En Suède, depuis 2017, une disposition fiscale permet de réduire de moitié le coût de l’embauche de personnel pour réparer un appareil. Le résultat est net : rien que pour l’électroménager, les réparations ont bondi de 16 % en 2020. Pourtant, une question demeure. Défendre le statuquo, l’état des choses, le on-ne-bouge-plus. Préserver vaille que vaille ce qui a été conçu par les générations passées ou par les fabricants d’hier. N’est-ce pas être réactionnaire ? A minima : conservateur ? 

Et en effet : l’âge de la maintenance ne veut pas lutter contre l’innovation. Les vaccins contre le Covid-19 montrent bien que certaines innovations ont encore le pouvoir de sauver des vies, d’améliorer notre condition, de tracter le progrès. Bien d’autres innovations ont aujourd’hui ces fonctions !

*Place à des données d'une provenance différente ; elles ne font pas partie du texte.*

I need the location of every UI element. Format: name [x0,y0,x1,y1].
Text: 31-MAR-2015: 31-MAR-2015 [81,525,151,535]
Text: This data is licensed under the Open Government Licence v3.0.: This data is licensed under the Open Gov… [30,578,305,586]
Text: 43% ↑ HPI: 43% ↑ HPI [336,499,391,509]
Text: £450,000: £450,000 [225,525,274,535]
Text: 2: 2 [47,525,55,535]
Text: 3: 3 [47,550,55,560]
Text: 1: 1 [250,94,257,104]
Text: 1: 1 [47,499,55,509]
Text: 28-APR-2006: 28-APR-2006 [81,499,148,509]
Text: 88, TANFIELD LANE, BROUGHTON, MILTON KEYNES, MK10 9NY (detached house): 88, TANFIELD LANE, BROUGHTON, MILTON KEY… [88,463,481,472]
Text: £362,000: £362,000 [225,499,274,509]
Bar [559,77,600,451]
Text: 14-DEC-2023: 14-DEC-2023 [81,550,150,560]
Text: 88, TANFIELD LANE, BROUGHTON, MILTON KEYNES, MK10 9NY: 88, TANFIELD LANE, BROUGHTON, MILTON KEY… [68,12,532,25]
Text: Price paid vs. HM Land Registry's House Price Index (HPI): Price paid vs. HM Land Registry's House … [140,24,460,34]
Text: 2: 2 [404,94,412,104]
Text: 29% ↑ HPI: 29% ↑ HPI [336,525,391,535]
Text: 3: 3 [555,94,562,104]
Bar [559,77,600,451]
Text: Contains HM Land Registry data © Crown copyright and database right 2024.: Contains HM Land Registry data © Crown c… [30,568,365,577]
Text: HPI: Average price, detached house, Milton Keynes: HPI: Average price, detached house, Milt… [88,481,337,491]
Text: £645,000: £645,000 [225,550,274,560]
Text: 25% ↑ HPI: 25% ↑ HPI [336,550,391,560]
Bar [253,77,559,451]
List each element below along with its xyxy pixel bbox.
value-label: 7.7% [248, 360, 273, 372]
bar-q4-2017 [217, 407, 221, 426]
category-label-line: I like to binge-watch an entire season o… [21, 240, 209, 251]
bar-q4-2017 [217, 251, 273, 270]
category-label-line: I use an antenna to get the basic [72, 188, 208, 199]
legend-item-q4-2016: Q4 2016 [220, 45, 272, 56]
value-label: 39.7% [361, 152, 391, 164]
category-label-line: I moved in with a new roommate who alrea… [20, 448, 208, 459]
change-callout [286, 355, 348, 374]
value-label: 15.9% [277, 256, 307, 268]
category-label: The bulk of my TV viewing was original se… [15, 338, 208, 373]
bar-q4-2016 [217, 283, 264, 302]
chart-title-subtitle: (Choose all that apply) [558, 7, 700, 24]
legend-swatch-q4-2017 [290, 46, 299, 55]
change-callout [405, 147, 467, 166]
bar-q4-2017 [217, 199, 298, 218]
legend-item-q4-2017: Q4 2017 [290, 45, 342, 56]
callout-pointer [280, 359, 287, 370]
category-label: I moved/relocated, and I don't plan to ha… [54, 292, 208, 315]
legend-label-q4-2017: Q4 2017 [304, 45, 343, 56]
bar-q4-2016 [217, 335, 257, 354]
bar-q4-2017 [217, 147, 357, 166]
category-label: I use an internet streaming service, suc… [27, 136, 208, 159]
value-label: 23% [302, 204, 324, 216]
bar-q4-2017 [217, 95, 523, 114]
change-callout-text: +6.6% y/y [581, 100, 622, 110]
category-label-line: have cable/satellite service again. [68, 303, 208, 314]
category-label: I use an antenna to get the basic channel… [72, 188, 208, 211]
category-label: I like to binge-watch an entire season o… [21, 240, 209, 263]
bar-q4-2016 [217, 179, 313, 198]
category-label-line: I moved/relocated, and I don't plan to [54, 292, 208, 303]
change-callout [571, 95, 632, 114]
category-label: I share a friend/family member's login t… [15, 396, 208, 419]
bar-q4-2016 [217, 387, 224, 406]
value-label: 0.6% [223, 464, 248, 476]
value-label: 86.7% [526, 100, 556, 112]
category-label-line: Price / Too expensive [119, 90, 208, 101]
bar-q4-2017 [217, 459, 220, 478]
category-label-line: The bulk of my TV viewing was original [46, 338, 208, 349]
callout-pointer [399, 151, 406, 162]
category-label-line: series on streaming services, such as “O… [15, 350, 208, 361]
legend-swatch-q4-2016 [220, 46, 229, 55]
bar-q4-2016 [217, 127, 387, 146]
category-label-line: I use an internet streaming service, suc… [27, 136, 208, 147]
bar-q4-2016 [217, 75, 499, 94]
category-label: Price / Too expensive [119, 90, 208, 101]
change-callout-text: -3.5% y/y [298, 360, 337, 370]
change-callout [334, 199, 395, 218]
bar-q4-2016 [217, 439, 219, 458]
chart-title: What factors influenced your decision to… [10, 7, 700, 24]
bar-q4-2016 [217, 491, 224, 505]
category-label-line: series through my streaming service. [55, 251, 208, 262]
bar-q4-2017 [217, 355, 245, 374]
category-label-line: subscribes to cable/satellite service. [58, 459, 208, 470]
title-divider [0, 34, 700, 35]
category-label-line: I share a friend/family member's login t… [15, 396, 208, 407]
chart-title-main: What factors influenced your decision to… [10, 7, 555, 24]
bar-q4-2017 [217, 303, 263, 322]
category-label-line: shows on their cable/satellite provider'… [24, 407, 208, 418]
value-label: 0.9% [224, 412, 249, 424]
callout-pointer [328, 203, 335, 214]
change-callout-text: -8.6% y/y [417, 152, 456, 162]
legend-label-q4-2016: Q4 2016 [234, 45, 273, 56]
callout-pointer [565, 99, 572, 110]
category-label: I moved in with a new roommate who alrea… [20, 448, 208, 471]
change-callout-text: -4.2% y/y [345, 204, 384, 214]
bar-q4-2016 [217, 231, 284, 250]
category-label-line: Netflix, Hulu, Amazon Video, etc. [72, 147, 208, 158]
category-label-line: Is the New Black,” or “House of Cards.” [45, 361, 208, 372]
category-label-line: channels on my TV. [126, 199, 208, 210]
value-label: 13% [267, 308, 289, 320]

Non, ce contre quoi le nouvel âge de la maintenance veut lutter, c’est contre la primauté, la prééminence de l’innovation ; contre les innovations, aussi, qui ne servent que ceux qui les vendent. En miroir, la maintenance peut viser une noble fin : déprogrammer l’obsolescence et tenter de maintenir, maintenir ce qui est, ce qui existe, ce qui fonctionne, ce qui vit. Pour transmettre un monde et un environnement… en état de marche.